Asked what effect they believed the entry of outside information had on regional citizens while they lived in North Korea, the highest response was ‘admiration for foreign societies’ at 44%, while 32.8% said that it gave people the desire to defect. This admiration of the outside world and desire to defect began to increase starting with the famine in 1997, a trend that has continued into the 21st century. The responses reflect the fact that the entry of outside information forces people to compare their own lives with what they see outside, and that this may have a strong impact on discontent at the system.

The rate of possession for various media also throws up some interesting results. Of the 1,486 respondents, 630 owned televisions (42.4%) and 246 had radios (16.6%), while the most popular item was a CD player, with 756 people (50.9%) owning one. Most respondents revealed that these devices are purchased from the market or from traders elsewhere. Digital disc media is often borrowed from friends.

Asked what they were using their media to access, television viewers answered that they watched dramas and news from Chinese broadcasters or South Korean channel KBS. Radio listeners were inspired by their curiosity towards South Korea and to learn more about international current affairs, tuning into news, educational programs and music. Disc media were primarily accessed out of curiosity, for fun, or to see the progress of the outside world, with viewers predominantly watching movies and dramas.

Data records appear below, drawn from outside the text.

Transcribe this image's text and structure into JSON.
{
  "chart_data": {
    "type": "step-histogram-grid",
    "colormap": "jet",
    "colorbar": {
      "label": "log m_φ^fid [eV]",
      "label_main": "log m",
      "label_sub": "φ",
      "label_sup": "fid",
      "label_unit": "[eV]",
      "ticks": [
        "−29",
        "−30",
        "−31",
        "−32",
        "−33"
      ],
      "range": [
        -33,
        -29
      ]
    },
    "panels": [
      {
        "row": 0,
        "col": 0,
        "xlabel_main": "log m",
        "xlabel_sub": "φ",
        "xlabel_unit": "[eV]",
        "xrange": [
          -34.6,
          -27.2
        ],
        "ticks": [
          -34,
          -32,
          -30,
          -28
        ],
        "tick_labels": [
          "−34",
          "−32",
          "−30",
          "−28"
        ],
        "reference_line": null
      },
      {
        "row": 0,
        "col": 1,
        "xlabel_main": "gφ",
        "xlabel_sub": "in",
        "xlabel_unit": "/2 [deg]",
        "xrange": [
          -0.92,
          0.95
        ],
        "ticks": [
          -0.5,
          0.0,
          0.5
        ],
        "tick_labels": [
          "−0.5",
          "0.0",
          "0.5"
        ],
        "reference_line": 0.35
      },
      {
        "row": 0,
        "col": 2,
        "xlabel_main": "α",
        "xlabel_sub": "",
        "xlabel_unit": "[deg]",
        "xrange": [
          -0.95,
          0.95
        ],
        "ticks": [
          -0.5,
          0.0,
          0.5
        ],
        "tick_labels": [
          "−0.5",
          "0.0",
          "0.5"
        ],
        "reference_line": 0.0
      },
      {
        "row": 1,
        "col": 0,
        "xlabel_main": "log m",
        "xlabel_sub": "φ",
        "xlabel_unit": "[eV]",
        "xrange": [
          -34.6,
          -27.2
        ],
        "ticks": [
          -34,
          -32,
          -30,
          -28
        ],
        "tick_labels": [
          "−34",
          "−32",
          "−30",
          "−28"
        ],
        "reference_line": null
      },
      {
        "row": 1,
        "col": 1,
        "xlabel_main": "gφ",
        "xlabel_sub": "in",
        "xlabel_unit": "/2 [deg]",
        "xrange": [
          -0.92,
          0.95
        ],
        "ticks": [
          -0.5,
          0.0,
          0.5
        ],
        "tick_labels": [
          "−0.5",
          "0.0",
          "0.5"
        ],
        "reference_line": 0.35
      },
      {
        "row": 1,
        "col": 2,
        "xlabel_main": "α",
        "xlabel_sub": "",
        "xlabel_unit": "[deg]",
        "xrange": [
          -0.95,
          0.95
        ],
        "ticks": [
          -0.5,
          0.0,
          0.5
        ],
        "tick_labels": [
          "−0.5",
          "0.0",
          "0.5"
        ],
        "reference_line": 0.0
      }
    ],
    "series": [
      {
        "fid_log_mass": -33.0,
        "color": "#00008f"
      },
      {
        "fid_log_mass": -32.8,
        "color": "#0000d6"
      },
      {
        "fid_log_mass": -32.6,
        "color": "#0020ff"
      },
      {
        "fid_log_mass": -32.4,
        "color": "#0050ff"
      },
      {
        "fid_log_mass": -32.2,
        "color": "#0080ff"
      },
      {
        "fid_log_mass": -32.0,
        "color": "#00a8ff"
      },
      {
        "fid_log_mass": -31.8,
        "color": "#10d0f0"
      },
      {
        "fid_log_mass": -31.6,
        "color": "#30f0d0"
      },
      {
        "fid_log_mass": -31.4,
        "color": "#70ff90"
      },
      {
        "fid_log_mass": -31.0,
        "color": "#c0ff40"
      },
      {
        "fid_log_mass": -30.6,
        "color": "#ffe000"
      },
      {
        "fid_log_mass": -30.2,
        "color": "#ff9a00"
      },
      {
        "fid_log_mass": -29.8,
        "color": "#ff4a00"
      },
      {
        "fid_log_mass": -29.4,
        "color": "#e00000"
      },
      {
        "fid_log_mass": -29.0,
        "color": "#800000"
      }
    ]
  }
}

As mentioned earlier, a common point identified by respondents was that after accessing foreign media, their admiration of the outside world and thoughts of defecting increased. The government knows this, and in 2004, as the flow of information started to reach worrying levels, it created what is known as ‘Gruppa 109’, a department which handles inspections and seizures of electronic devices and recorded media.

One of the more noteworthy findings is that illegally accessing foreign radio broadcasts most often leads to being sent to a political prison, while digital media and illegal television access are said to be punished with imprisonment at re-education camps, labor camps or detention facilities, or internal exile.

It is against this stunning backdrop of repression that new leader Kim Jong Eun has shown signs of wanting to change North Korea; however, if crackdowns and punishments for importing outside information reveal anything, it is that there is not likely to be progress in the field of free expression any time soon.

* The viewpoints expressed in Guest Columns are not necessarily those of Daily NK.